Directed by Gavin Hood, Eye in the Sky is a taut, complicated gem of a movie that works on every level. The film has a leisurely pace while maintaining a sense of urgency throughout. There are lengthy scenes of politicians and military brass arguing over the legalities of a drone strike, but the film never lets up on the tension. The script (by Guy Hibbert) is smart and timely. He fills his dialogue with military jargon but manages to never lose the audience.
On the surface, Eye in the Sky looks like a cold, techno-thriller, but the film also has a strong emotional core. The characters all actually wrestle with this serious issue.

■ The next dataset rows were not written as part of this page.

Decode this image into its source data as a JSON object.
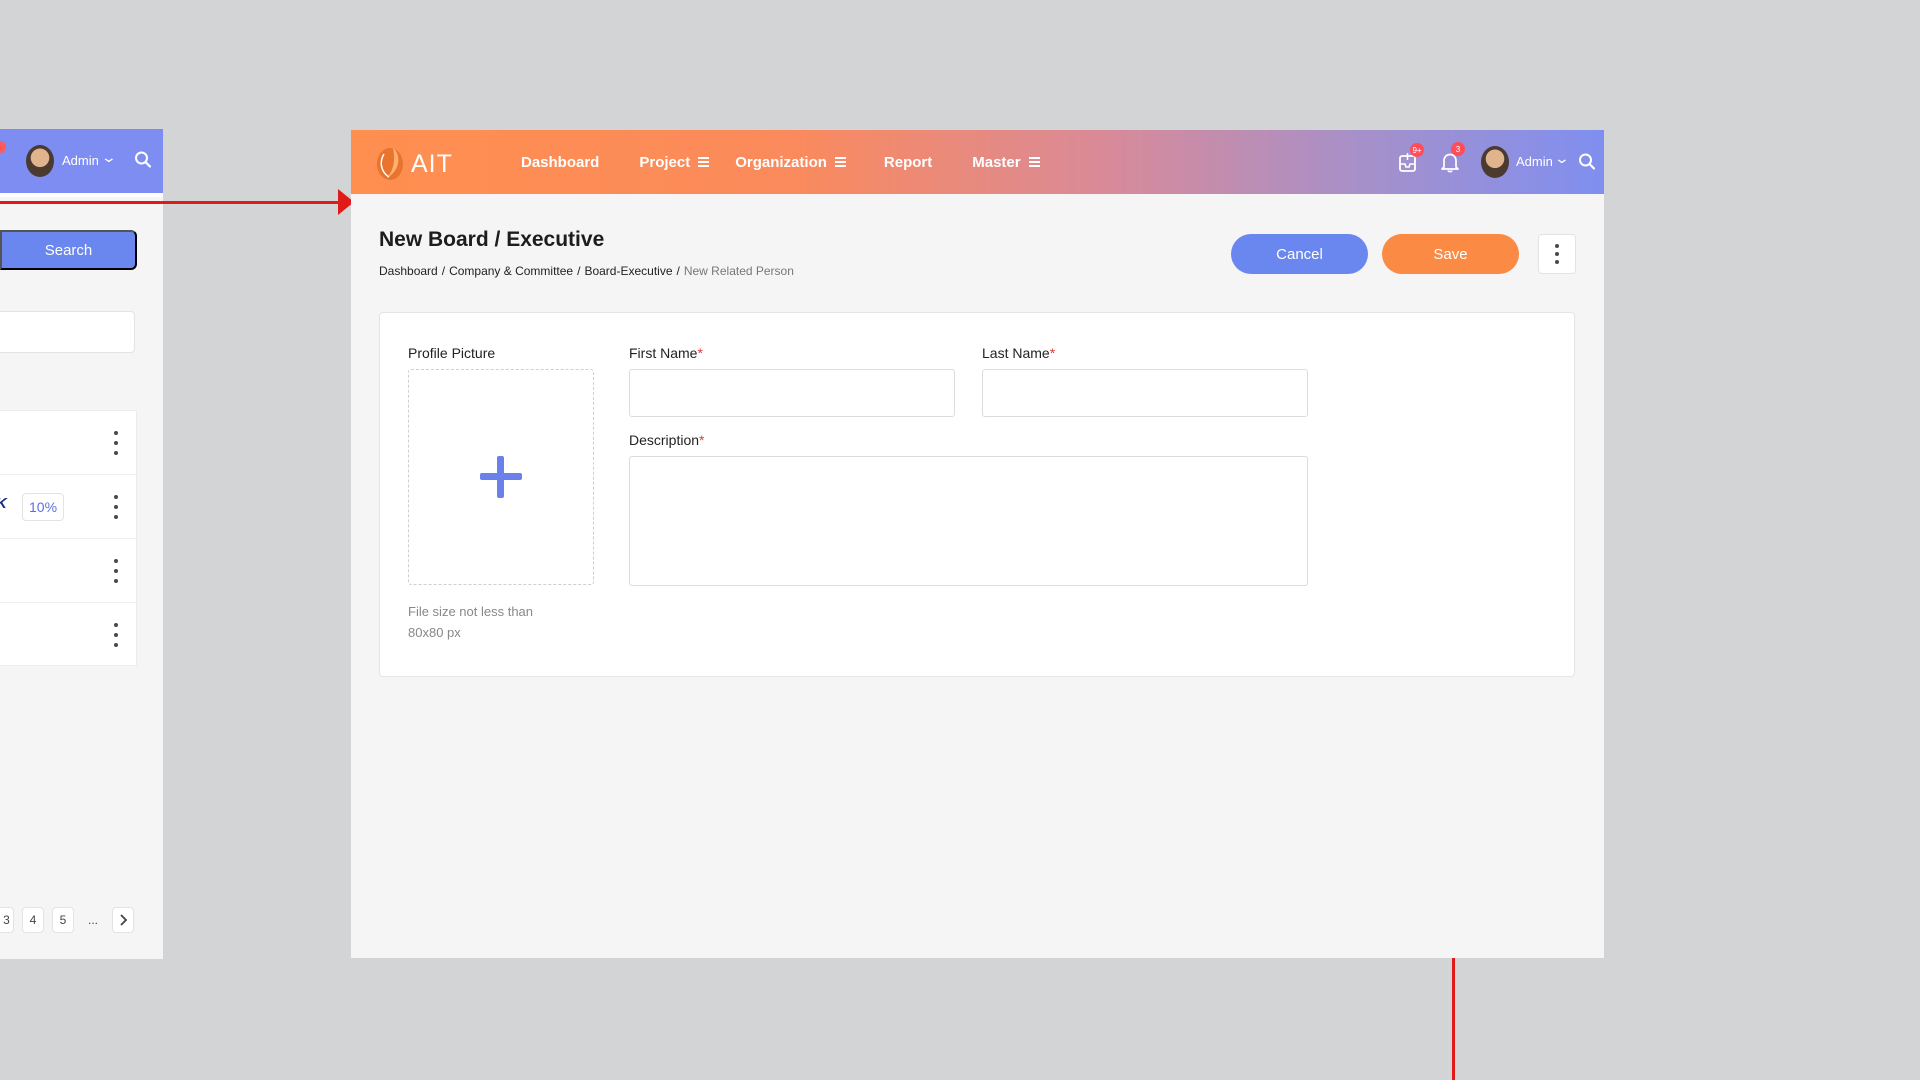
{
  "left_panel": {
    "user_name": "Admin",
    "search_button_label": "Search",
    "rows": [
      {
        "brand": "",
        "percent": ""
      },
      {
        "brand": "K",
        "percent": "10%"
      },
      {
        "brand": "",
        "percent": ""
      },
      {
        "brand": "",
        "percent": ""
      }
    ],
    "pagination": [
      "3",
      "4",
      "5",
      "..."
    ]
  },
  "app": {
    "logo_text": "AIT",
    "nav": [
      {
        "label": "Dashboard",
        "has_menu": false
      },
      {
        "label": "Project",
        "has_menu": true
      },
      {
        "label": "Organization",
        "has_menu": true
      },
      {
        "label": "Report",
        "has_menu": false
      },
      {
        "label": "Master",
        "has_menu": true
      }
    ],
    "inbox_badge": "9+",
    "notification_badge": "3",
    "user_name": "Admin"
  },
  "page": {
    "title": "New Board / Executive",
    "breadcrumb": [
      "Dashboard",
      "Company & Committee",
      "Board-Executive",
      "New Related Person"
    ],
    "cancel_label": "Cancel",
    "save_label": "Save"
  },
  "form": {
    "profile_picture_label": "Profile Picture",
    "profile_hint": "File size not less than 80x80 px",
    "first_name_label": "First Name",
    "last_name_label": "Last Name",
    "description_label": "Description",
    "required_mark": "*",
    "first_name_value": "",
    "last_name_value": "",
    "description_value": ""
  },
  "colors": {
    "accent_blue": "#6a86ef",
    "accent_orange": "#fb8a45",
    "annotation_red": "#e01919"
  }
}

They realize that there will most certainly be collateral damage, but the potential cost of not immediately carrying out this strike could be even greater. The terrorists are rendered as a typical, one-note mysterious organization with generic goals, but that seems to be point. We see them only from a specific POV. The U.S. drone watches them from thousands of feet above. Kenyan spies track them on the ground with undercover operatives and robotic cameras. All of this information is fed to the British military personnel who are actually in charge of the mission. This creates an emotional distance between the cell and the agents who are after them, as well as the viewer.
Hood and Hibbert cleverly manipulate your emotions just as military leaders do the same to the troops who have to actually carry out these video game-like attacks. By watching the enemy through monitors and omniscient viewing angles, we are placed above them both physically and morally. However, the filmmakers wisely pivot and give this film some all-important heart by introducing us to the young girl’s family. And here, like with the various agents, Hood puts us on the ground with them. We’re in the family’s home and watch them go through their struggle in dealing with the extremists that also happen to be their neighbors. It’s an extremely effective tactic that gives Eye in the Sky an added layer beyond the typical film of this nature.
Hood also has the advantage of working with an excellent cast. Helen Mirren leads as Colonel Powell. She’s ruthless and efficient. If this piece has a villain, it’s her. She recognizes the absolute necessity of her mission, and is willing to accept reasonable losses to complete it. The late Alan Rickman plays Lt. General Frank Benson. Tired and irritated by political bureaucracy, Benson isn’t quite as zealous as Powell. But he is still resolute in his mission. Aaron Paul also does solid work as USAF pilot Steve Watts. He finds the right emotional beats as the man assigned to actually pull the trigger if the attack is authorized. Barkhad Abdi gives a great performance as Kenyan spy Jama Farah. He’s on the ground and in the most danger of any of the allied forces. Abdi is very natural in the role, even bringing of bit of levity to the situation.
RATING: Eye in the Sky is definitely worth a watch. Catch it in theaters before we get the inevitable flood of summer popcorn films.